En revanche, et c'est l'objectif de mon propos, on peut retrouver des "aspects" totalitaires aussi bien dans certains formes de gouvernance non totalitaires ou dans le comportement de certains dirigeants politiques (dont Nicolas Sarkozy).
Comme je le disais plus haut, nos désaccords proviennent pour partie de définitions qui divergent. Tu donnes ta propre définition du totalitarisme, différente de celle de Arendt (que je reprends pour ma part telle quelle), ce qui explique ensuite la différence d'analyse.
Henrique a écrit :En l'occurrence, le fait de se placer au dessus des lois est le propre d'un dictateur mais pas forcément d'un maître.
Ce n'est pas ce me semble ce que dit Rousseau, qui définit le maître comme justement celui qui se place au-dessus des lois.
Pour conclure, je trouve que tu es trop radical dans tes conclusions. Tes analysantes sont toujours éclairantes, et très souvent pertinentes, mais comme le soulignait Korto, à être excessif on est contre-productif.

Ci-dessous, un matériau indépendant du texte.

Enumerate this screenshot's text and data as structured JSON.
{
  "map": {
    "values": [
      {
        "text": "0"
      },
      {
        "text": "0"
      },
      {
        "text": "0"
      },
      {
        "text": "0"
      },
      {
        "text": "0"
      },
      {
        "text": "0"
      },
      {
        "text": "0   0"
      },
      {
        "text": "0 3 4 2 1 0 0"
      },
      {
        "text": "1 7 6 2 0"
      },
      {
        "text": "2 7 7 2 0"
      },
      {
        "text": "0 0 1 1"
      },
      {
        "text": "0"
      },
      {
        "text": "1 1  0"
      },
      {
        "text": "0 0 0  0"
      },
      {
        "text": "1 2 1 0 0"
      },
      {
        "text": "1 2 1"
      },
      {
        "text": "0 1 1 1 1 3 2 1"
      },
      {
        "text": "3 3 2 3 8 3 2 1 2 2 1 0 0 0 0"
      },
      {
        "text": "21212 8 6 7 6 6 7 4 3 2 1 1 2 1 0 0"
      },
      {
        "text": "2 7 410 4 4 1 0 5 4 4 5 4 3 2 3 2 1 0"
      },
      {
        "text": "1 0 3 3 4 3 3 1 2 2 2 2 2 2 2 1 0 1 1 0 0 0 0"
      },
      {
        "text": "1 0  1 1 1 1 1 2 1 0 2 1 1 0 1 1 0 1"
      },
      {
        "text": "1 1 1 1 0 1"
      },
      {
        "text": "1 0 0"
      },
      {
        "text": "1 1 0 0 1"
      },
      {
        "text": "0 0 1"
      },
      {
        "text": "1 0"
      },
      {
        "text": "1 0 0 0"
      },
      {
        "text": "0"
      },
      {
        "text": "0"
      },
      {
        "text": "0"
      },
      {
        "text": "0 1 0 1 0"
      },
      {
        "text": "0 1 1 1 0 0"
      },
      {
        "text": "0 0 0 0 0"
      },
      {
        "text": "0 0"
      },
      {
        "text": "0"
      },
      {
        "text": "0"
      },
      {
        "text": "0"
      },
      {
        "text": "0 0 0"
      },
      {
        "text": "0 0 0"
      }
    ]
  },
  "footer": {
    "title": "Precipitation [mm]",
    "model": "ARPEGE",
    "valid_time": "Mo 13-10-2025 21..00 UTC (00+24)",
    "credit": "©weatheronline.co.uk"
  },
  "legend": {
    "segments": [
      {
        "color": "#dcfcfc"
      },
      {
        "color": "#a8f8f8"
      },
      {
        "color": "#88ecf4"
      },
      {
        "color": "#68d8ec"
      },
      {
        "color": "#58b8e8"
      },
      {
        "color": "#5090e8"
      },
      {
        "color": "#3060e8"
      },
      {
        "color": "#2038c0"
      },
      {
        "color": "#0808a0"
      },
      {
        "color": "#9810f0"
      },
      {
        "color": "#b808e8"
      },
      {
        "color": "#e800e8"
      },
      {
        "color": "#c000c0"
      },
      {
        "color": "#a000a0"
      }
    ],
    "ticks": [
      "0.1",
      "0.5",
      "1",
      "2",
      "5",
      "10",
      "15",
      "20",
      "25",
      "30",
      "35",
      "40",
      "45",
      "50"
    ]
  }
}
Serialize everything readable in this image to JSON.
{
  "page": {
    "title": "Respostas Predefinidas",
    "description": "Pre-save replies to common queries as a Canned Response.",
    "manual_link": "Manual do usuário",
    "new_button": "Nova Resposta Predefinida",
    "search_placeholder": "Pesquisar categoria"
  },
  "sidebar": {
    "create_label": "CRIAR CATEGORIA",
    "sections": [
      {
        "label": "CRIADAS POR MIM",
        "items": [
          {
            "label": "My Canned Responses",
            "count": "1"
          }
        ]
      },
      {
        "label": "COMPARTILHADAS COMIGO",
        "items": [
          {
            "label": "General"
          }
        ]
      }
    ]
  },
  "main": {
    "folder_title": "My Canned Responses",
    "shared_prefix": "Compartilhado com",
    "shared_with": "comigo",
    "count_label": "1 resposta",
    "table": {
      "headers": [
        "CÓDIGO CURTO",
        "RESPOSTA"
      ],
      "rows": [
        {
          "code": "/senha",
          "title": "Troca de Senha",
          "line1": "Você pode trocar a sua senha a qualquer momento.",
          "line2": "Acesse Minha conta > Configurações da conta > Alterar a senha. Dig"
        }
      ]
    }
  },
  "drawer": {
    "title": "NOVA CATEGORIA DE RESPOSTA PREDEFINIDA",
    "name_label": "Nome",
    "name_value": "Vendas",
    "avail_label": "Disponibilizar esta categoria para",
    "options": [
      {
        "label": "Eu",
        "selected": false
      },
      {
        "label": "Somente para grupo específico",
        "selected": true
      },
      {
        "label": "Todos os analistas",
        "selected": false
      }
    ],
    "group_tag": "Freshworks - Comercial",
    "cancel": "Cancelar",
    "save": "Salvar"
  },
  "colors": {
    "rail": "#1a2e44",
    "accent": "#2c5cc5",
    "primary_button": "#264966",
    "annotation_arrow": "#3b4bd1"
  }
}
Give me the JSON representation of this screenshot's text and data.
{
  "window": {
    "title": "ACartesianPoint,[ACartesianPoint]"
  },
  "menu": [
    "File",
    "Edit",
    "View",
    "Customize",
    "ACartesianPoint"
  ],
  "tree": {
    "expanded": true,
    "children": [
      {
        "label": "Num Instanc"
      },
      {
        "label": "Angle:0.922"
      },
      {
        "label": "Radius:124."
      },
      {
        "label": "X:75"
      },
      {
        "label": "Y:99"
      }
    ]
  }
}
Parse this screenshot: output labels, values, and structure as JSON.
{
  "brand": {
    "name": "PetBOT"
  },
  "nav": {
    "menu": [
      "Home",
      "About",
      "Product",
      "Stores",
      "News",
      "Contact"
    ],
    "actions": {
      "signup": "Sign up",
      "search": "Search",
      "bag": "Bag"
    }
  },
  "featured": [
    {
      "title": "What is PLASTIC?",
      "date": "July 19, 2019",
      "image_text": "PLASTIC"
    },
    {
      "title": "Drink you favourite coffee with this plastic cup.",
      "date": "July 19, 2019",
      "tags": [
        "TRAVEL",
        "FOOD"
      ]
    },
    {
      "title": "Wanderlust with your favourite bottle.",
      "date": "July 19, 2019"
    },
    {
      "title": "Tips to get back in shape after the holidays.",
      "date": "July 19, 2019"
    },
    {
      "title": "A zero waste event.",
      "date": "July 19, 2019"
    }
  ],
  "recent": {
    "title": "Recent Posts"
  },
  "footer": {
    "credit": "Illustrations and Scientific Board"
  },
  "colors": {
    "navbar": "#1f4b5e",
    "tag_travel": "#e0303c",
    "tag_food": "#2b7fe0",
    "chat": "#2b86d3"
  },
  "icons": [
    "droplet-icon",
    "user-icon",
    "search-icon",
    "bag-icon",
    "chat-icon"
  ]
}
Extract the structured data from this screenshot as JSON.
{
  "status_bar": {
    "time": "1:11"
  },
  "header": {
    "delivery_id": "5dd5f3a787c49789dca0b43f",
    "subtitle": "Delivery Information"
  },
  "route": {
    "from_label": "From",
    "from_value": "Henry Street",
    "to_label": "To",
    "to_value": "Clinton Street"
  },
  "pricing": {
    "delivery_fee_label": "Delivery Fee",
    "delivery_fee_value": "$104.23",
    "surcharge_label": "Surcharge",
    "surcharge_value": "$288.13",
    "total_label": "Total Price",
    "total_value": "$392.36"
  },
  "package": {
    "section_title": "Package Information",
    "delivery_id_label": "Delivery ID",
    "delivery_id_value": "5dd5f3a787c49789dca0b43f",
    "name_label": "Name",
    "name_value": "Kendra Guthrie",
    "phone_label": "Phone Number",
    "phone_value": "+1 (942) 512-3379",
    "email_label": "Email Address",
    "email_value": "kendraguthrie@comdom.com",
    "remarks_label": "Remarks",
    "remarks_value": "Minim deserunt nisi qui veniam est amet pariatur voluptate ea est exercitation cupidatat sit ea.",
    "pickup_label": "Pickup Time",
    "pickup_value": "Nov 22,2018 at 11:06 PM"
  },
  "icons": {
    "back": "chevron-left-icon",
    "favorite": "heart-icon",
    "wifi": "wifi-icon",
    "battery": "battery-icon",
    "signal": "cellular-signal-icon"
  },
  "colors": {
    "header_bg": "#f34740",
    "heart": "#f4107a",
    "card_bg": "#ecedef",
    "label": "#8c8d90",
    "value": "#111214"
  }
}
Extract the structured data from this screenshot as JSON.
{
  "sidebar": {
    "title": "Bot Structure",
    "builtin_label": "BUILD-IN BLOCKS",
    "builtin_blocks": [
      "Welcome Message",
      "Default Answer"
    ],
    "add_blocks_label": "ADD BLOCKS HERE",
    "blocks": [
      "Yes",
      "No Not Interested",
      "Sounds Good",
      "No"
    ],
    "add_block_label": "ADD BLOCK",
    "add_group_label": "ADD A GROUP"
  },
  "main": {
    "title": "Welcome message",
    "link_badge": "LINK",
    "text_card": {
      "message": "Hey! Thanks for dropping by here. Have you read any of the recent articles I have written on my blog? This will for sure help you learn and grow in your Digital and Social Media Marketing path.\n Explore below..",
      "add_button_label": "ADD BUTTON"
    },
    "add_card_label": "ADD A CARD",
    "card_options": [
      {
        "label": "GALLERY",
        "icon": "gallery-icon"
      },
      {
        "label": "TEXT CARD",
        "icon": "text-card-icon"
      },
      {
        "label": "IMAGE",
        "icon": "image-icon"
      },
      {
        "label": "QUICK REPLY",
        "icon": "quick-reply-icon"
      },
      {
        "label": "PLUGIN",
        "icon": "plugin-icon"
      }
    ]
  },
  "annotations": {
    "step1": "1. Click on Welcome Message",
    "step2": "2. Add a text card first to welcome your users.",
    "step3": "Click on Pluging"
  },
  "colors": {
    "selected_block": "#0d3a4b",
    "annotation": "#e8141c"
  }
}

Je prendrai un autre exemple : on lit ou entend des gens qui traitent Nicolas Sarkozy de raciste. Ce à quoi les partisans du président ont beau jeu de répondre par le dédain. Pourtant, le discours prononcé par Sarkozy à Dakar est explicitement un discours raciste (je rejoins Bernard-Henri Lévy sur ce point, une fois n'est pas coutume). Autrement dit, on focalise l'attention sur des attaques outrancières et qui deviennent ridicules, attaques contre lesquelles il est extrêmement facile de se défendre ; et on évite ainsi de répondre sur le fond.
De même, en traitant Nicolas Sarkozy de chef totalitaire, on risque de ne plus pouvoir réfléchir sereinement sur les aspects totalitaires de sa gouvernance.